You've been amped up to a level of fear so severe for viruses that if your fear was accurate, there would be no multicellular life on Earth, because highly contagious and severe viruses would kill anything that provided such a big target. So, good news! Your fear is not accurate. You can verify yourself by checking your environment for multicellular organisms that have not been killed by viruses.
ptaipale|4 years ago
But we are in a modern world where travel around the globe happens in 24 hours. Covid is contagious for some time before the patient has any symptoms, and for most people, it stops being contagious by the time some of the carriers are so sick they might die.
So, when a patient starts having symptoms in 5 days, (s)he may have had time to infect other people on more than two continents.
PaulDavisThe1st|4 years ago
To restate this without the teleological angle: virus will not become widespread unless they are easily transmitted, and they are not easily transmitted if they make the subject excessively ill. Ergo, the most common viruses are better at being transmitted than making people really ill.
hdjjhhvvhga|4 years ago
Fortunately, as of today, Omicron deaths are still at zero, and this fills me with moderate optimism. [0]
[0] https://www.cityam.com/anxiously-optimistic-south-africa-hol...
bluGill|4 years ago
Omicron hasn't been around long enough to expect many deaths yet. Even the optimists need to wait a few more weeks.
disambiguation|4 years ago
With things like covid and the flu, vaccines will always be playing catch up with variants. Its not like the measles which doesn't mutate. Infection and hospitalization rates for vaccinated with covid are already significantly higher than the flu as far as baselines go .. it's reasonable to say we can't expect vaccines to snuff out this kind of disease.
Therefore, the only realistic way to stop the spread is with ruthless targeted testing, tracking, and quarantining. But the problem with that method is by the time we're aware of a problematic strain, its already spread too much for quarantining to be effective.

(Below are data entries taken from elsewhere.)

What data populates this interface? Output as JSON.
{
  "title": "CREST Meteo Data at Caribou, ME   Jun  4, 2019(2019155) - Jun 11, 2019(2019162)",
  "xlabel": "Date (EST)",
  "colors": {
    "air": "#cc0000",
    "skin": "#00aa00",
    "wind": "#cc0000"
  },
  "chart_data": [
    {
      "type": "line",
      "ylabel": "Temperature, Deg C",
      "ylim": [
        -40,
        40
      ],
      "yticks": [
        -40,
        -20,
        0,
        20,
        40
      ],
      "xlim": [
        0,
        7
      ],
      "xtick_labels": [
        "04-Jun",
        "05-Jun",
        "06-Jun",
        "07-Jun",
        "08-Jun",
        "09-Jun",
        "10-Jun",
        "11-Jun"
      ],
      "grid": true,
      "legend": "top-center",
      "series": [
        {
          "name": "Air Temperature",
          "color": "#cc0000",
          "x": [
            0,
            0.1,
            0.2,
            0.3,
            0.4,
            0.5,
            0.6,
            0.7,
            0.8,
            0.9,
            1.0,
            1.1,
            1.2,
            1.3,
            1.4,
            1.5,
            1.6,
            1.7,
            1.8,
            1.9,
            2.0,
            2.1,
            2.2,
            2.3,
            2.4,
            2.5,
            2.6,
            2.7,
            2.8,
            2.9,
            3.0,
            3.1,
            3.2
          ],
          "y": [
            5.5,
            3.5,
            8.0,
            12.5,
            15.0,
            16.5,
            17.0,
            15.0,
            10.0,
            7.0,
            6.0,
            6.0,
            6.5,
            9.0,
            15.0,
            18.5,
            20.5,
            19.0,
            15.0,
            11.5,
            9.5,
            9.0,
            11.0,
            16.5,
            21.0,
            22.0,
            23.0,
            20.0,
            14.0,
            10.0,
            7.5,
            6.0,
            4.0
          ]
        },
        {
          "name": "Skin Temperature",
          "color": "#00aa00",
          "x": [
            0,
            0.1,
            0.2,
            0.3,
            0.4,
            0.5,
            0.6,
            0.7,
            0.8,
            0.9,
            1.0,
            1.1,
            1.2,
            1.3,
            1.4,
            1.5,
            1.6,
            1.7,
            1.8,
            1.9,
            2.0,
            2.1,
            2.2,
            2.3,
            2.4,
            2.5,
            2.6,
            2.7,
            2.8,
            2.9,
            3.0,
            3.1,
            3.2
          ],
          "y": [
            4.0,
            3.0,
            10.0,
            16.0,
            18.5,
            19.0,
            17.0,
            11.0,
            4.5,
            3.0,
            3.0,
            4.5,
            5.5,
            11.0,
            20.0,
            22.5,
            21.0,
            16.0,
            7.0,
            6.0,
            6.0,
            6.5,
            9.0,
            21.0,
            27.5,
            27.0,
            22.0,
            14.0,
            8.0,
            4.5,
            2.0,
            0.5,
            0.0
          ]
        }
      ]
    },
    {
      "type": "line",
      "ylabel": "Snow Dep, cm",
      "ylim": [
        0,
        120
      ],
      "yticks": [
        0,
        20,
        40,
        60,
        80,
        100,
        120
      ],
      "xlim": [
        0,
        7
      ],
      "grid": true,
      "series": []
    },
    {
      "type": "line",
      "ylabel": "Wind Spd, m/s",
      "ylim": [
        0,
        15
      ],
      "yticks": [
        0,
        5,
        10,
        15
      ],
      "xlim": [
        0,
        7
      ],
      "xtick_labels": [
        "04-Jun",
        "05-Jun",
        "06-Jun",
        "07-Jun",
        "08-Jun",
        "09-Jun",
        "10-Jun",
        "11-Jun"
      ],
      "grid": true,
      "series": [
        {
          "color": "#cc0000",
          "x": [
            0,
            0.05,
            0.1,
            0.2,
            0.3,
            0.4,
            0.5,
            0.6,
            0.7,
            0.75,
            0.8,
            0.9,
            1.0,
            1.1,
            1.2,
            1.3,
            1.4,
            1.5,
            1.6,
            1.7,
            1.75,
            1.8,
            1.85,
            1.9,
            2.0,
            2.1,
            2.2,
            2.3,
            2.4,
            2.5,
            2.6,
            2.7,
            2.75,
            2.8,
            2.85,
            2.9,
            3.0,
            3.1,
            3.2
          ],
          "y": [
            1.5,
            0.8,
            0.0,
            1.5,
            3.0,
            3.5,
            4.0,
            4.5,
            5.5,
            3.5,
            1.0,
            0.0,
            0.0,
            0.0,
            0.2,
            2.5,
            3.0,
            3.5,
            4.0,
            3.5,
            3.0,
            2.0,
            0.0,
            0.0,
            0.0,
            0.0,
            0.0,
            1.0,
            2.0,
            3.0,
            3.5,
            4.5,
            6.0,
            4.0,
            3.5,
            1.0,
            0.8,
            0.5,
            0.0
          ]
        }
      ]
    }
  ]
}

Nature is inevitable. Once we've done all we can, all that's left is to learn to live with it.
nahqz|4 years ago
Stalling the spread is useless as well - we have already had two major mutations in less than two years.

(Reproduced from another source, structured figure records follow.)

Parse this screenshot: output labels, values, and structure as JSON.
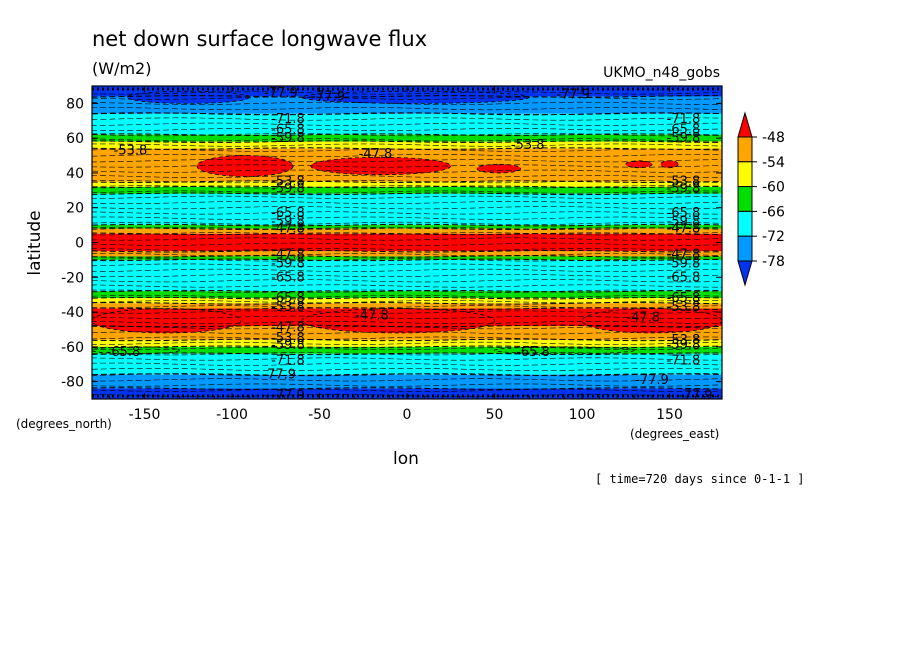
{
  "chart_data": {
    "type": "heatmap",
    "title": "net down surface longwave flux",
    "units": "(W/m2)",
    "model": "UKMO_n48_gobs",
    "xlabel": "lon",
    "ylabel": "latitude",
    "x_units": "(degrees_east)",
    "y_units": "(degrees_north)",
    "time_note": "[ time=720 days since 0-1-1 ]",
    "xlim": [
      -180,
      180
    ],
    "ylim": [
      -90,
      90
    ],
    "x_ticks": [
      -150,
      -100,
      -50,
      0,
      50,
      100,
      150
    ],
    "y_ticks": [
      -80,
      -60,
      -40,
      -20,
      0,
      20,
      40,
      60,
      80
    ],
    "colorbar": {
      "labels": [
        "-48",
        "-54",
        "-60",
        "-66",
        "-72",
        "-78"
      ],
      "levels": [
        -48,
        -54,
        -60,
        -66,
        -72,
        -78
      ],
      "bins": [
        {
          "color": "#ff0000"
        },
        {
          "color": "#ffa500"
        },
        {
          "color": "#ffff00"
        },
        {
          "color": "#00dd00"
        },
        {
          "color": "#00ffff"
        },
        {
          "color": "#0099ff"
        },
        {
          "color": "#0033ee"
        }
      ]
    },
    "latitude_bands": [
      {
        "lat": [
          84,
          90
        ],
        "color": "#0033ee"
      },
      {
        "lat": [
          74,
          84
        ],
        "color": "#0099ff"
      },
      {
        "lat": [
          62,
          74
        ],
        "color": "#00ffff"
      },
      {
        "lat": [
          58,
          62
        ],
        "color": "#00dd00"
      },
      {
        "lat": [
          54,
          58
        ],
        "color": "#ffff00"
      },
      {
        "lat": [
          35,
          54
        ],
        "color": "#ffa500"
      },
      {
        "lat": [
          32,
          35
        ],
        "color": "#ffff00"
      },
      {
        "lat": [
          28,
          32
        ],
        "color": "#00dd00"
      },
      {
        "lat": [
          10,
          28
        ],
        "color": "#00ffff"
      },
      {
        "lat": [
          8,
          10
        ],
        "color": "#00dd00"
      },
      {
        "lat": [
          5,
          8
        ],
        "color": "#ffa500"
      },
      {
        "lat": [
          -5,
          5
        ],
        "color": "#ff0000"
      },
      {
        "lat": [
          -8,
          -5
        ],
        "color": "#ffa500"
      },
      {
        "lat": [
          -10,
          -8
        ],
        "color": "#00dd00"
      },
      {
        "lat": [
          -28,
          -10
        ],
        "color": "#00ffff"
      },
      {
        "lat": [
          -32,
          -28
        ],
        "color": "#00dd00"
      },
      {
        "lat": [
          -35,
          -32
        ],
        "color": "#ffff00"
      },
      {
        "lat": [
          -38,
          -35
        ],
        "color": "#ffa500"
      },
      {
        "lat": [
          -48,
          -38
        ],
        "color": "#ff0000"
      },
      {
        "lat": [
          -56,
          -48
        ],
        "color": "#ffa500"
      },
      {
        "lat": [
          -60,
          -56
        ],
        "color": "#ffff00"
      },
      {
        "lat": [
          -64,
          -60
        ],
        "color": "#00dd00"
      },
      {
        "lat": [
          -76,
          -64
        ],
        "color": "#00ffff"
      },
      {
        "lat": [
          -84,
          -76
        ],
        "color": "#0099ff"
      },
      {
        "lat": [
          -90,
          -84
        ],
        "color": "#0033ee"
      }
    ],
    "blobs": [
      {
        "lon": [
          -120,
          -65
        ],
        "lat": [
          38,
          50
        ],
        "color": "#ff0000"
      },
      {
        "lon": [
          -55,
          25
        ],
        "lat": [
          39,
          49
        ],
        "color": "#ff0000"
      },
      {
        "lon": [
          40,
          65
        ],
        "lat": [
          40,
          45
        ],
        "color": "#ff0000"
      },
      {
        "lon": [
          125,
          140
        ],
        "lat": [
          43,
          47
        ],
        "color": "#ff0000"
      },
      {
        "lon": [
          145,
          155
        ],
        "lat": [
          43,
          47
        ],
        "color": "#ff0000"
      },
      {
        "lon": [
          -60,
          50
        ],
        "lat": [
          -38,
          -52
        ],
        "color": "#ff0000"
      },
      {
        "lon": [
          100,
          180
        ],
        "lat": [
          -38,
          -52
        ],
        "color": "#ff0000"
      },
      {
        "lon": [
          -180,
          -95
        ],
        "lat": [
          -38,
          -52
        ],
        "color": "#ff0000"
      },
      {
        "lon": [
          -160,
          -90
        ],
        "lat": [
          80,
          87
        ],
        "color": "#0033ee"
      },
      {
        "lon": [
          -60,
          70
        ],
        "lat": [
          80,
          87
        ],
        "color": "#0033ee"
      },
      {
        "lon": [
          -180,
          -130
        ],
        "lat": [
          -64,
          -60
        ],
        "color": "#00dd00"
      },
      {
        "lon": [
          50,
          130
        ],
        "lat": [
          -64,
          -60
        ],
        "color": "#00dd00"
      }
    ],
    "contour_labels": [
      {
        "text": "-77.9",
        "lon": -72,
        "lat": 86
      },
      {
        "text": "-77.9",
        "lon": -45,
        "lat": 84
      },
      {
        "text": "-77.9",
        "lon": 95,
        "lat": 85
      },
      {
        "text": "-71.8",
        "lon": -68,
        "lat": 71
      },
      {
        "text": "-71.8",
        "lon": 158,
        "lat": 71
      },
      {
        "text": "-65.8",
        "lon": -68,
        "lat": 65
      },
      {
        "text": "-65.8",
        "lon": 158,
        "lat": 65
      },
      {
        "text": "-59.8",
        "lon": -68,
        "lat": 60
      },
      {
        "text": "-59.8",
        "lon": 158,
        "lat": 60
      },
      {
        "text": "-53.8",
        "lon": -158,
        "lat": 53
      },
      {
        "text": "-53.8",
        "lon": 69,
        "lat": 56
      },
      {
        "text": "-47.8",
        "lon": -18,
        "lat": 51
      },
      {
        "text": "-53.8",
        "lon": -68,
        "lat": 35
      },
      {
        "text": "-53.8",
        "lon": 158,
        "lat": 35
      },
      {
        "text": "-59.8",
        "lon": -68,
        "lat": 31
      },
      {
        "text": "-59.8",
        "lon": 158,
        "lat": 31
      },
      {
        "text": "-65.8",
        "lon": -68,
        "lat": 17
      },
      {
        "text": "-65.8",
        "lon": 158,
        "lat": 17
      },
      {
        "text": "-59.8",
        "lon": -68,
        "lat": 12
      },
      {
        "text": "-59.8",
        "lon": 158,
        "lat": 12
      },
      {
        "text": "-47.8",
        "lon": -68,
        "lat": 8
      },
      {
        "text": "-47.8",
        "lon": 158,
        "lat": 8
      },
      {
        "text": "-47.8",
        "lon": -68,
        "lat": -7
      },
      {
        "text": "-47.8",
        "lon": 158,
        "lat": -7
      },
      {
        "text": "-59.8",
        "lon": -68,
        "lat": -12
      },
      {
        "text": "-59.8",
        "lon": 158,
        "lat": -12
      },
      {
        "text": "-65.8",
        "lon": -68,
        "lat": -20
      },
      {
        "text": "-65.8",
        "lon": 158,
        "lat": -20
      },
      {
        "text": "-65.8",
        "lon": -68,
        "lat": -32
      },
      {
        "text": "-65.8",
        "lon": 158,
        "lat": -32
      },
      {
        "text": "-53.8",
        "lon": -68,
        "lat": -37
      },
      {
        "text": "-53.8",
        "lon": 158,
        "lat": -37
      },
      {
        "text": "-47.8",
        "lon": -20,
        "lat": -42
      },
      {
        "text": "-47.8",
        "lon": 135,
        "lat": -43
      },
      {
        "text": "-47.8",
        "lon": -68,
        "lat": -49
      },
      {
        "text": "-53.8",
        "lon": -68,
        "lat": -55
      },
      {
        "text": "-53.8",
        "lon": 158,
        "lat": -56
      },
      {
        "text": "-59.8",
        "lon": -68,
        "lat": -59
      },
      {
        "text": "-59.8",
        "lon": 158,
        "lat": -59
      },
      {
        "text": "-65.8",
        "lon": -162,
        "lat": -63
      },
      {
        "text": "-65.8",
        "lon": 72,
        "lat": -63
      },
      {
        "text": "-71.8",
        "lon": -68,
        "lat": -68
      },
      {
        "text": "-71.8",
        "lon": 158,
        "lat": -68
      },
      {
        "text": "-77.9",
        "lon": -73,
        "lat": -76
      },
      {
        "text": "-77.9",
        "lon": 140,
        "lat": -79
      },
      {
        "text": "-77.9",
        "lon": -68,
        "lat": -88
      },
      {
        "text": "-77.9",
        "lon": 165,
        "lat": -88
      }
    ]
  }
}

PaulDavisThe1st|4 years ago
There's a significant difference between COVID-19/SARS-COV-2 become endemic, and it continuing as a pandemic that threatens public health systems due to caseload density. Yes, we're unlikely to get beyond it being endemic, which means that like influenza, it will continue to be an issue, but we can certainly get a point where it is "just endemic", which would be a huge improvement over the current situation.
Spare_account|4 years ago
How frequently do equivalent Flu mutations occur?
toyg|4 years ago
Well, there is, we just don't want to pay for it: vaccinating poor countries, where effectively the mutations are being created by high infection rates.